Back at her own house Larisa sat with her arms closed around Liza, stroking the sharp shoulder blade under her mother’s coarse woolen dress. They sat like this a long while. About the lost kartochki Liza said nothing. She remembered too well her own childhood loss of a ration in the twenties: a loaf of bread yanked out of her hand by a bearded giant who gorged on the entire half pound in front of her eyes.
Salvation came from Katya, of all people, the prostitutka and black marketeer.
“Liza, you fool—you have the sunduk!”
So every few days Liza and Katya went to the black market on the outskirts of Ulyanovsk to trade Naum’s spiffy shirts, suits, and ties from inside the blue trunk. His best suit went for a sack of millet that they ate for the rest of the month. Millet for thin, watery breakfast gruel. Millet soup for lunch, flavored with herring heads. Best was millet baked for supper in a cast-iron pot inside the clay Russian stove in their warehouse. Russian war survivors fall into two categories: those who idolize millet and those who can’t stand it. But they all agree: millet was life.
The Nazi invasion caught Stalin’s Soviet Union with yet another food supply crisis looming. Two years of below-average harvests had combined with the drain of the 1940 war with Finland and mammoth defense spending. But if the Soviets had scant grain reserves, they had even scantier strategies for handling wartime supply problems.
The Reich, however, had a strategy: Hungerplan, the “Hunger Plan.” Brainchild of corpulent, gourmandizing Hermann Göring and the Reich’s Food Ministry, the Hunger Plan was possibly history’s most sinister and cynical blueprint. The “agricultural surplus” of the Ukraine—which the Nazis intended to capture immediately—would be diverted to feed only Wehrmacht soldiers and Germany’s civilians. Thirty million Russians (a sixth of the population), mainly in cities, would be left without food. In other words: genocide by programmatic starvation.

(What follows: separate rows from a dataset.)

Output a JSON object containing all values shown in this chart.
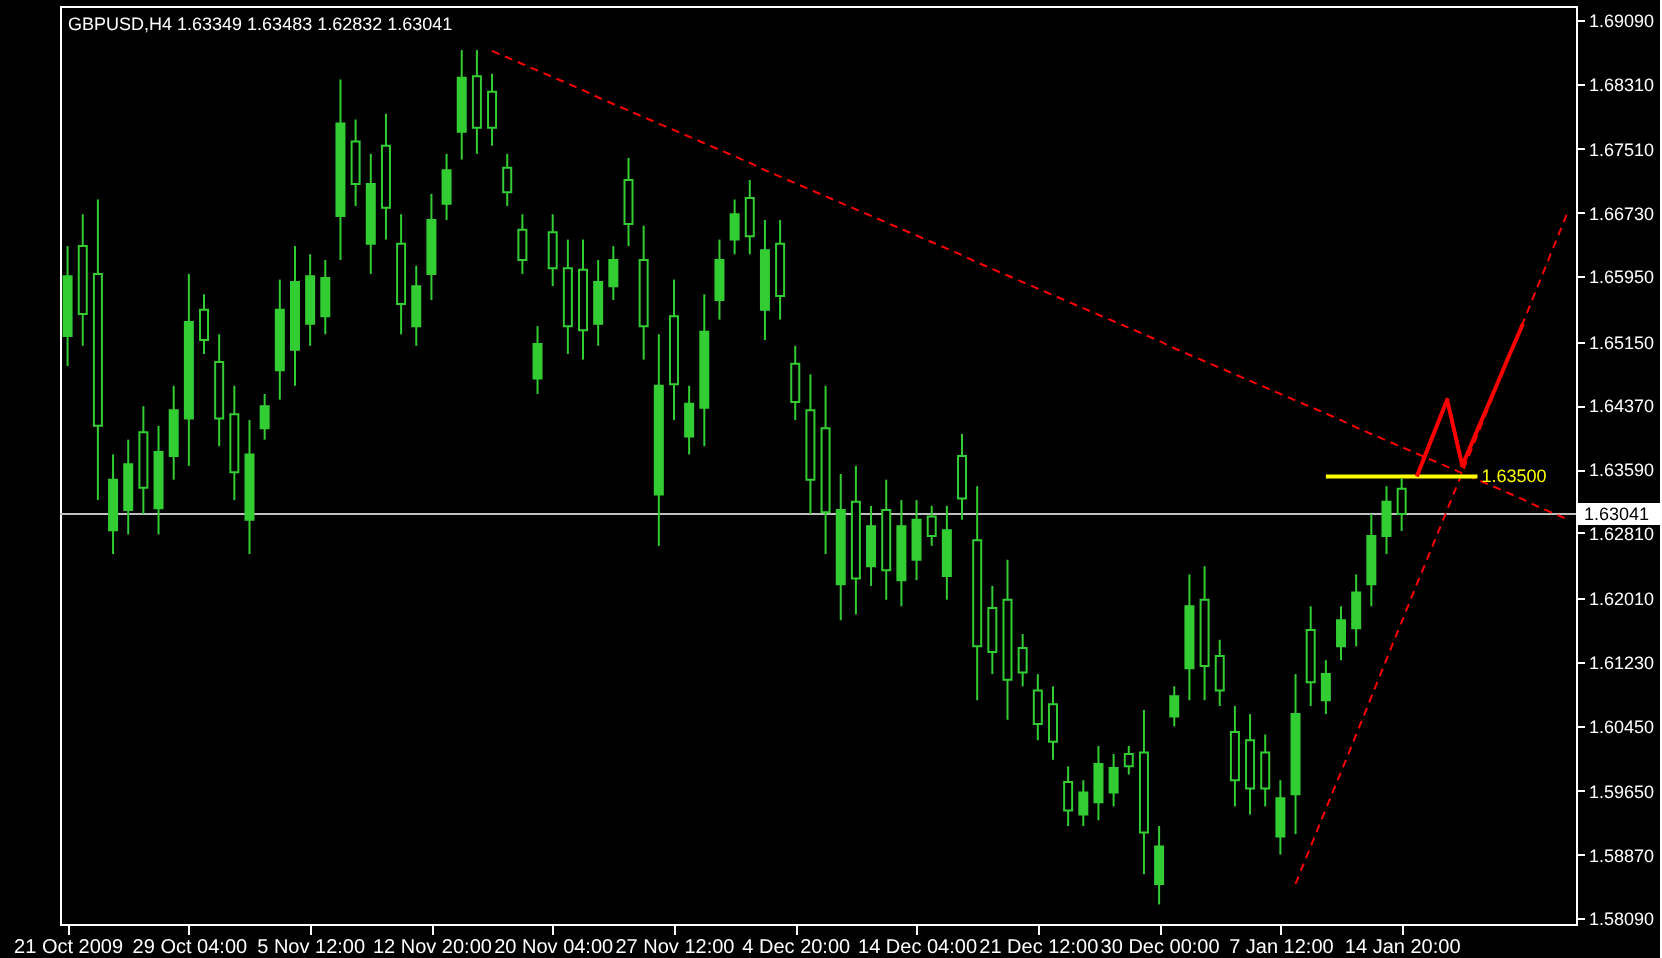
{
  "chart_data": {
    "type": "candlestick",
    "title": "GBPUSD,H4  1.63349 1.63483 1.62832 1.63041",
    "color": "#32cd32",
    "categories": [
      "21 Oct 2009",
      null,
      null,
      null,
      null,
      null,
      null,
      null,
      "29 Oct 04:00",
      null,
      null,
      null,
      null,
      null,
      null,
      null,
      "5 Nov 12:00",
      null,
      null,
      null,
      null,
      null,
      null,
      null,
      "12 Nov 20:00",
      null,
      null,
      null,
      null,
      null,
      null,
      null,
      "20 Nov 04:00",
      null,
      null,
      null,
      null,
      null,
      null,
      null,
      "27 Nov 12:00",
      null,
      null,
      null,
      null,
      null,
      null,
      null,
      "4 Dec 20:00",
      null,
      null,
      null,
      null,
      null,
      null,
      null,
      "14 Dec 04:00",
      null,
      null,
      null,
      null,
      null,
      null,
      null,
      "21 Dec 12:00",
      null,
      null,
      null,
      null,
      null,
      null,
      null,
      "30 Dec 00:00",
      null,
      null,
      null,
      null,
      null,
      null,
      null,
      "7 Jan 12:00",
      null,
      null,
      null,
      null,
      null,
      null,
      null,
      "14 Jan 20:00",
      null,
      null,
      null,
      null,
      null,
      null,
      null,
      null,
      null,
      null,
      null
    ],
    "ohlc": [
      [
        1.6522,
        1.6632,
        1.6485,
        1.6595
      ],
      [
        1.6632,
        1.6671,
        1.651,
        1.6549
      ],
      [
        1.6598,
        1.6689,
        1.6321,
        1.6412
      ],
      [
        1.6284,
        1.6377,
        1.6255,
        1.6346
      ],
      [
        1.6309,
        1.6395,
        1.6279,
        1.6365
      ],
      [
        1.6404,
        1.6436,
        1.6304,
        1.6336
      ],
      [
        1.6311,
        1.6412,
        1.6279,
        1.638
      ],
      [
        1.6375,
        1.6461,
        1.6346,
        1.6431
      ],
      [
        1.6421,
        1.6598,
        1.6363,
        1.6539
      ],
      [
        1.6554,
        1.6573,
        1.65,
        1.6517
      ],
      [
        1.649,
        1.6524,
        1.6387,
        1.6421
      ],
      [
        1.6426,
        1.6461,
        1.6321,
        1.6355
      ],
      [
        1.6297,
        1.6419,
        1.6255,
        1.6377
      ],
      [
        1.6409,
        1.6451,
        1.6395,
        1.6436
      ],
      [
        1.648,
        1.6591,
        1.6444,
        1.6554
      ],
      [
        1.6505,
        1.6632,
        1.6461,
        1.6588
      ],
      [
        1.6537,
        1.6622,
        1.651,
        1.6595
      ],
      [
        1.6546,
        1.6615,
        1.6524,
        1.6593
      ],
      [
        1.6669,
        1.6836,
        1.6615,
        1.6782
      ],
      [
        1.676,
        1.6787,
        1.6681,
        1.6708
      ],
      [
        1.6635,
        1.6745,
        1.6598,
        1.6708
      ],
      [
        1.6755,
        1.6794,
        1.664,
        1.6679
      ],
      [
        1.6635,
        1.6671,
        1.6524,
        1.6561
      ],
      [
        1.6534,
        1.6608,
        1.651,
        1.6583
      ],
      [
        1.6598,
        1.6696,
        1.6566,
        1.6664
      ],
      [
        1.6684,
        1.6745,
        1.6664,
        1.6725
      ],
      [
        1.6772,
        1.6872,
        1.6738,
        1.6838
      ],
      [
        1.684,
        1.6872,
        1.6745,
        1.6777
      ],
      [
        1.6821,
        1.6843,
        1.6755,
        1.6777
      ],
      [
        1.6728,
        1.6745,
        1.6681,
        1.6698
      ],
      [
        1.6652,
        1.6671,
        1.6598,
        1.6615
      ],
      [
        1.647,
        1.6534,
        1.6451,
        1.6512
      ],
      [
        1.6649,
        1.6671,
        1.6583,
        1.6605
      ],
      [
        1.6605,
        1.664,
        1.65,
        1.6534
      ],
      [
        1.6603,
        1.664,
        1.6493,
        1.6529
      ],
      [
        1.6537,
        1.6615,
        1.651,
        1.6588
      ],
      [
        1.6583,
        1.6632,
        1.6566,
        1.6615
      ],
      [
        1.6713,
        1.674,
        1.6632,
        1.6659
      ],
      [
        1.6615,
        1.6657,
        1.6493,
        1.6534
      ],
      [
        1.6328,
        1.6524,
        1.6265,
        1.6461
      ],
      [
        1.6546,
        1.6591,
        1.6419,
        1.6463
      ],
      [
        1.6399,
        1.6461,
        1.6377,
        1.6439
      ],
      [
        1.6434,
        1.6573,
        1.6387,
        1.6527
      ],
      [
        1.6566,
        1.664,
        1.6542,
        1.6615
      ],
      [
        1.664,
        1.6689,
        1.6622,
        1.6671
      ],
      [
        1.6691,
        1.6713,
        1.6622,
        1.6644
      ],
      [
        1.6554,
        1.6664,
        1.6517,
        1.6627
      ],
      [
        1.6635,
        1.6664,
        1.6542,
        1.6571
      ],
      [
        1.6488,
        1.651,
        1.6419,
        1.6441
      ],
      [
        1.6431,
        1.6475,
        1.6304,
        1.6346
      ],
      [
        1.6409,
        1.6461,
        1.6255,
        1.6306
      ],
      [
        1.6218,
        1.6353,
        1.6174,
        1.6309
      ],
      [
        1.6319,
        1.6363,
        1.6181,
        1.6225
      ],
      [
        1.624,
        1.6314,
        1.6216,
        1.6289
      ],
      [
        1.6309,
        1.6346,
        1.6199,
        1.6235
      ],
      [
        1.6223,
        1.6321,
        1.6191,
        1.6289
      ],
      [
        1.6248,
        1.6321,
        1.6223,
        1.6297
      ],
      [
        1.6301,
        1.6314,
        1.6265,
        1.6277
      ],
      [
        1.6228,
        1.6314,
        1.6199,
        1.6284
      ],
      [
        1.6375,
        1.6402,
        1.6297,
        1.6323
      ],
      [
        1.6272,
        1.6338,
        1.6076,
        1.6142
      ],
      [
        1.6189,
        1.6216,
        1.6108,
        1.6135
      ],
      [
        1.6199,
        1.6248,
        1.6052,
        1.6101
      ],
      [
        1.614,
        1.6157,
        1.6093,
        1.611
      ],
      [
        1.6088,
        1.6108,
        1.6027,
        1.6047
      ],
      [
        1.6071,
        1.6093,
        1.6003,
        1.6025
      ],
      [
        1.5976,
        1.5995,
        1.5922,
        1.5941
      ],
      [
        1.5936,
        1.5978,
        1.5922,
        1.5963
      ],
      [
        1.5951,
        1.602,
        1.5929,
        1.5998
      ],
      [
        1.5963,
        1.601,
        1.5946,
        1.5993
      ],
      [
        1.601,
        1.602,
        1.5985,
        1.5995
      ],
      [
        1.6012,
        1.6064,
        1.5863,
        1.5914
      ],
      [
        1.5851,
        1.5922,
        1.5826,
        1.5897
      ],
      [
        1.6056,
        1.6093,
        1.6044,
        1.6081
      ],
      [
        1.6115,
        1.623,
        1.6076,
        1.6191
      ],
      [
        1.6199,
        1.624,
        1.6076,
        1.6118
      ],
      [
        1.613,
        1.615,
        1.6069,
        1.6088
      ],
      [
        1.6037,
        1.6069,
        1.5946,
        1.5978
      ],
      [
        1.6027,
        1.6059,
        1.5936,
        1.5968
      ],
      [
        1.6012,
        1.6034,
        1.5946,
        1.5968
      ],
      [
        1.5909,
        1.5978,
        1.5887,
        1.5956
      ],
      [
        1.5961,
        1.6108,
        1.5912,
        1.6059
      ],
      [
        1.6162,
        1.6191,
        1.6069,
        1.6098
      ],
      [
        1.6076,
        1.6125,
        1.6059,
        1.6108
      ],
      [
        1.6142,
        1.6191,
        1.6125,
        1.6174
      ],
      [
        1.6164,
        1.623,
        1.6142,
        1.6208
      ],
      [
        1.6218,
        1.6304,
        1.6191,
        1.6277
      ],
      [
        1.6277,
        1.6338,
        1.6255,
        1.6319
      ],
      [
        1.63349,
        1.63483,
        1.62832,
        1.63041
      ],
      null,
      null,
      null,
      null,
      null,
      null,
      null,
      null,
      null,
      null,
      null
    ],
    "series": [
      {
        "type": "line",
        "color": "#ff0000",
        "line_style": "dashed",
        "values": [
          null,
          null,
          null,
          null,
          null,
          null,
          null,
          null,
          null,
          null,
          null,
          null,
          null,
          null,
          null,
          null,
          null,
          null,
          null,
          null,
          null,
          null,
          null,
          null,
          null,
          null,
          null,
          null,
          1.6871,
          1.6863,
          1.6855,
          1.6847,
          1.6839,
          1.6831,
          1.6823,
          1.6814,
          1.6806,
          1.6798,
          1.679,
          1.6782,
          1.6774,
          1.6766,
          1.6758,
          1.675,
          1.6742,
          1.6734,
          1.6725,
          1.6717,
          1.6709,
          1.6701,
          1.6693,
          1.6685,
          1.6677,
          1.6669,
          1.6661,
          1.6653,
          1.6645,
          1.6637,
          1.6629,
          1.6621,
          1.6612,
          1.6604,
          1.6596,
          1.6588,
          1.658,
          1.6572,
          1.6564,
          1.6556,
          1.6548,
          1.654,
          1.6532,
          1.6524,
          1.6516,
          1.6507,
          1.6499,
          1.6491,
          1.6483,
          1.6475,
          1.6467,
          1.6459,
          1.6451,
          1.6443,
          1.6435,
          1.6427,
          1.6419,
          1.641,
          1.6402,
          1.6394,
          1.6386,
          1.6378,
          1.637,
          1.6362,
          1.6354,
          1.6346,
          1.6338,
          1.633,
          1.6322,
          1.6313,
          1.6305,
          1.6297
        ]
      },
      {
        "type": "line",
        "color": "#ff0000",
        "line_style": "dashed",
        "values": [
          null,
          null,
          null,
          null,
          null,
          null,
          null,
          null,
          null,
          null,
          null,
          null,
          null,
          null,
          null,
          null,
          null,
          null,
          null,
          null,
          null,
          null,
          null,
          null,
          null,
          null,
          null,
          null,
          null,
          null,
          null,
          null,
          null,
          null,
          null,
          null,
          null,
          null,
          null,
          null,
          null,
          null,
          null,
          null,
          null,
          null,
          null,
          null,
          null,
          null,
          null,
          null,
          null,
          null,
          null,
          null,
          null,
          null,
          null,
          null,
          null,
          null,
          null,
          null,
          null,
          null,
          null,
          null,
          null,
          null,
          null,
          null,
          null,
          null,
          null,
          null,
          null,
          null,
          null,
          null,
          null,
          1.5851,
          1.5897,
          1.5943,
          1.5988,
          1.6034,
          1.608,
          1.6126,
          1.6172,
          1.6218,
          1.6263,
          1.6309,
          1.6355,
          1.6401,
          1.6447,
          1.6493,
          1.6538,
          1.6584,
          1.663,
          1.6676
        ]
      },
      {
        "type": "line",
        "color": "#ffff00",
        "line_style": "solid",
        "values": [
          null,
          null,
          null,
          null,
          null,
          null,
          null,
          null,
          null,
          null,
          null,
          null,
          null,
          null,
          null,
          null,
          null,
          null,
          null,
          null,
          null,
          null,
          null,
          null,
          null,
          null,
          null,
          null,
          null,
          null,
          null,
          null,
          null,
          null,
          null,
          null,
          null,
          null,
          null,
          null,
          null,
          null,
          null,
          null,
          null,
          null,
          null,
          null,
          null,
          null,
          null,
          null,
          null,
          null,
          null,
          null,
          null,
          null,
          null,
          null,
          null,
          null,
          null,
          null,
          null,
          null,
          null,
          null,
          null,
          null,
          null,
          null,
          null,
          null,
          null,
          null,
          null,
          null,
          null,
          null,
          null,
          null,
          null,
          1.635,
          1.635,
          1.635,
          1.635,
          1.635,
          1.635,
          1.635,
          1.635,
          1.635,
          1.635,
          1.635,
          null,
          null,
          null,
          null,
          null,
          null
        ]
      },
      {
        "type": "line",
        "color": "#ff0000",
        "line_style": "solid",
        "values": [
          null,
          null,
          null,
          null,
          null,
          null,
          null,
          null,
          null,
          null,
          null,
          null,
          null,
          null,
          null,
          null,
          null,
          null,
          null,
          null,
          null,
          null,
          null,
          null,
          null,
          null,
          null,
          null,
          null,
          null,
          null,
          null,
          null,
          null,
          null,
          null,
          null,
          null,
          null,
          null,
          null,
          null,
          null,
          null,
          null,
          null,
          null,
          null,
          null,
          null,
          null,
          null,
          null,
          null,
          null,
          null,
          null,
          null,
          null,
          null,
          null,
          null,
          null,
          null,
          null,
          null,
          null,
          null,
          null,
          null,
          null,
          null,
          null,
          null,
          null,
          null,
          null,
          null,
          null,
          null,
          null,
          null,
          null,
          null,
          null,
          null,
          null,
          null,
          null,
          1.635,
          1.6397,
          1.6444,
          1.6363,
          1.6407,
          1.645,
          1.6494,
          1.6537,
          null,
          null,
          null
        ]
      }
    ],
    "ref_lines": [
      {
        "axis": "y",
        "value": 1.63041,
        "label": "1.63041",
        "color": "#c0c0c0"
      }
    ],
    "annotations": [
      "1.63500"
    ],
    "ylim": [
      1.5802,
      1.6926
    ],
    "yticks": [
      {
        "value": 1.5809,
        "label": "1.58090"
      },
      {
        "value": 1.5887,
        "label": "1.58870"
      },
      {
        "value": 1.5965,
        "label": "1.59650"
      },
      {
        "value": 1.6045,
        "label": "1.60450"
      },
      {
        "value": 1.6123,
        "label": "1.61230"
      },
      {
        "value": 1.6201,
        "label": "1.62010"
      },
      {
        "value": 1.6281,
        "label": "1.62810"
      },
      {
        "value": 1.6359,
        "label": "1.63590"
      },
      {
        "value": 1.6437,
        "label": "1.64370"
      },
      {
        "value": 1.6515,
        "label": "1.65150"
      },
      {
        "value": 1.6595,
        "label": "1.65950"
      },
      {
        "value": 1.6673,
        "label": "1.66730"
      },
      {
        "value": 1.6751,
        "label": "1.67510"
      },
      {
        "value": 1.6831,
        "label": "1.68310"
      },
      {
        "value": 1.6909,
        "label": "1.69090"
      }
    ],
    "grid": false,
    "marker": "none"
  }
}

By late fall of 1941, Hitler controlled half of the Soviet grain acreage. Crucially, however, he had not yet achieved the lightning victory he was so sure of. Despite staggering initial losses and blunders, the Soviet forces resisted. Moscow shuddered, bled, but didn’t yield. Russian generals regrouped. Instead of swollen Ukrainian granaries and willing slave labor, the advancing Wehrmacht usually found only burnt crops and demolished farm equipment, as per Stalin’s scorched earth policy. (“All valuable property, including non-ferrous metals, grain, and fuel which cannot be withdrawn, must without fail be destroyed,” instructed the Leader in early July.)
Then winter descended and it was the Germans whose poor planning was brutally exposed. Counting on three months of blitzkrieg at most, the Reich hadn’t provided warm clothes to the men at its front. The war lasted four long years, much of the duration bitterly cold.
Soviet citizens got their first rationing cards in July of 1941. Average kartochki allotments, though symbolic and crucial, were nowhere near adequate for survival. Daily, it was only a bit more than a pound of bread; monthly, about four pounds of meat and under three pounds of flour or grain. Substitutions became the norm: honey for meat, rotten herring instead of sugar or butter. Under the slogan “All for the Front, All for the Victory,” supplies and rail transport were prioritized for the Red Army, which often fought in a state of near-starvation. How did Stalin’s state manage the food supply for civilians? By temporarily encouraging near-NEP conditions. Economic ideology was suspended and centralization loosened, meaning local authorities and citizens were left to fend for themselves. Schools and orphanages, trade unions and factories, all set up ad hoc green plots. Even in cities, people foraged, learning to digest birch buds, clover, pine needles, and tree bark. At the front, chronically hungry soldiers ate not just fallen horses but saddles and straps—anything made of leather that could be boiled for hours with some aromatic twigs to stun the tar smell.